One solution they hit upon by combing through the literature was the use of one drug, barcitinib from Eli Lilly, that could help treat COVID patients. A November 2020 paper published in Science Advances by frontline doctors who took the signals from the machine learning trawl through literature and decided to test it on patients through the National Centre for Allergy and Infectious Diseases (NIAID) in the US reported positive results. The drug, identified by BenevolentAI, contributed to a 71% reduction in mortality in patients with moderate to severe COVID-19.

The Food and Drug Administration (FDA) in the US used those results to grant it emergency use authorization on a wider scale, and it’s been used in hospitals there since the end of 2020. In the UK, barcitinib is currently undergoing tests as part of the UK Recovery Trial, where patients recuperating from COVID-19 are being given various drugs to see how best to treat future ill patients.
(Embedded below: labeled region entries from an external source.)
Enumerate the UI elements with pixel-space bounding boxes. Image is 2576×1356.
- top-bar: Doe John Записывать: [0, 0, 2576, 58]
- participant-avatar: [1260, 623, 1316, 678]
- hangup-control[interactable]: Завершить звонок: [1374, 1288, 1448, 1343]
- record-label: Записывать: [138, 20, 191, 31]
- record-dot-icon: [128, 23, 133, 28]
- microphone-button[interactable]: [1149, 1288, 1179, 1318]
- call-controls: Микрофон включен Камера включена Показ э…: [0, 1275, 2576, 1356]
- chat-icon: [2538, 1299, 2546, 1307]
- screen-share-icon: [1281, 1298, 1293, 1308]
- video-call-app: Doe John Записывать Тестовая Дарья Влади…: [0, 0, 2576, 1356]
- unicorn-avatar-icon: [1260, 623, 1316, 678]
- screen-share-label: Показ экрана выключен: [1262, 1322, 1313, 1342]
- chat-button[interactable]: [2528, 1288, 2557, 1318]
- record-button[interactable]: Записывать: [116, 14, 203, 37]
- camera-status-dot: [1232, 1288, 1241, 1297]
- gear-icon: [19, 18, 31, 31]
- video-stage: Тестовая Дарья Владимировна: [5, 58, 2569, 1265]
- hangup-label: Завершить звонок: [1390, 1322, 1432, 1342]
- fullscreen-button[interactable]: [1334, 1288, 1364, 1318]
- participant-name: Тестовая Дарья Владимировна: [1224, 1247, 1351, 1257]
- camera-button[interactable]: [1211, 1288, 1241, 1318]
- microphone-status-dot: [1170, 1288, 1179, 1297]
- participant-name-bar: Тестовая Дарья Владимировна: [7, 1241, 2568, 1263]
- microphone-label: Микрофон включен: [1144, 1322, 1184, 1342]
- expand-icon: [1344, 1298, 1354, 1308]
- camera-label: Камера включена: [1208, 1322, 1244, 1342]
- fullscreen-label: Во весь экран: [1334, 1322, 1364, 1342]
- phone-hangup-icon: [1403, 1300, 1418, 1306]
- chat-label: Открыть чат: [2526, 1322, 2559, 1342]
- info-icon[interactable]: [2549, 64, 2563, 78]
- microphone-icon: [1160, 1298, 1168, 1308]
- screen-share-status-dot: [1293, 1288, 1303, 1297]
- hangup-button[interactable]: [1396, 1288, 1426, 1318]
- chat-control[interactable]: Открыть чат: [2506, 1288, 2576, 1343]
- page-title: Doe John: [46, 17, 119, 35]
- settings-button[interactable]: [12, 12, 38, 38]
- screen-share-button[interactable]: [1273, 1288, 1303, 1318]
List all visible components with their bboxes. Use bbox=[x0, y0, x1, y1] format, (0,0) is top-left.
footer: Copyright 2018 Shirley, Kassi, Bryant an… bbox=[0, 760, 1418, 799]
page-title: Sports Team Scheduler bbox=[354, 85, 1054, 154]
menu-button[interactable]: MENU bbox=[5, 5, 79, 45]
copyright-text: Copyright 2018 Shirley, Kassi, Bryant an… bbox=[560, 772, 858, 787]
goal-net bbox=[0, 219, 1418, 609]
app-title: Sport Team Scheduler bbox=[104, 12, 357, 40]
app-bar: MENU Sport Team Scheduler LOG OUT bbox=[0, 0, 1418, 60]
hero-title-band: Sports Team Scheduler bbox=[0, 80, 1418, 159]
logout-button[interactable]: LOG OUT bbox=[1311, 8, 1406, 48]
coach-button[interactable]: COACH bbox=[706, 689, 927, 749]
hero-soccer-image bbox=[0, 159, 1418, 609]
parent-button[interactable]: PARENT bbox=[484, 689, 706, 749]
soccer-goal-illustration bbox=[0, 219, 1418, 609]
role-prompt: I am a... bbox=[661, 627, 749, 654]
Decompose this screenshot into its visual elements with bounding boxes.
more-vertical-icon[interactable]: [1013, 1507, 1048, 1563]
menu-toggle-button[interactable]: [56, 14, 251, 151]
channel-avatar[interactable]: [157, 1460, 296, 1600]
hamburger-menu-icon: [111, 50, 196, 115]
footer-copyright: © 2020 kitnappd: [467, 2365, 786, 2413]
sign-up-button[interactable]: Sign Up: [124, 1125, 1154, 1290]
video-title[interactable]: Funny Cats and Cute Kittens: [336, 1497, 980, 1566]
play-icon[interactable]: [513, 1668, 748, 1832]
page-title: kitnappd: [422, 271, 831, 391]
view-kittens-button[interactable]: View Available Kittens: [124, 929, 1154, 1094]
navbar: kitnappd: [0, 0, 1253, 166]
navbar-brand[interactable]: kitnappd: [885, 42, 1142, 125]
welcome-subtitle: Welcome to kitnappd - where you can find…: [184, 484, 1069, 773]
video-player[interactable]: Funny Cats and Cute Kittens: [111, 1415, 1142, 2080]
Quick action like this could transform post-pandemic healthcare, Shields thinks. “Experiencing a global health crisis on this scale, we have never been more aware of the fragility of human life,” she said. “One positive outcome of COVID-19 is that it has united science and tech for good, accelerating data-sharing agreements and encouraging the open publication of research results. This new environment of collaboration has provided a glimpse of the beginnings of a more open and adaptable R&D model that can accelerate the delivery of innovative and life-changing outcomes for patients.”

It’s also having an impact on those being drawn to participate and collaborate on finding solutions for healthcare problems that are blighting the world. In a trying time, Shields believes pharma- and med-tech have stepped up – and that success could draw more people into the field who can help cause future leaps forward. “We have also seen a significant increase in tech talent being drawn to healthcare or pharmaceuticals, driven by a desire to solve real-world problems and improve quality of life,” she said. “I believe that this passion and intelligence, partnered with new technologies, will propel us forward and bring new discoveries, new cures, and new hope to patients.”

It’s one that’s proven more necessary than ever before – and while AI has come under its fair share of criticism, there’s real hope, based on its use in this pandemic, that it could be harnessed for good by the time the next pandemic comes.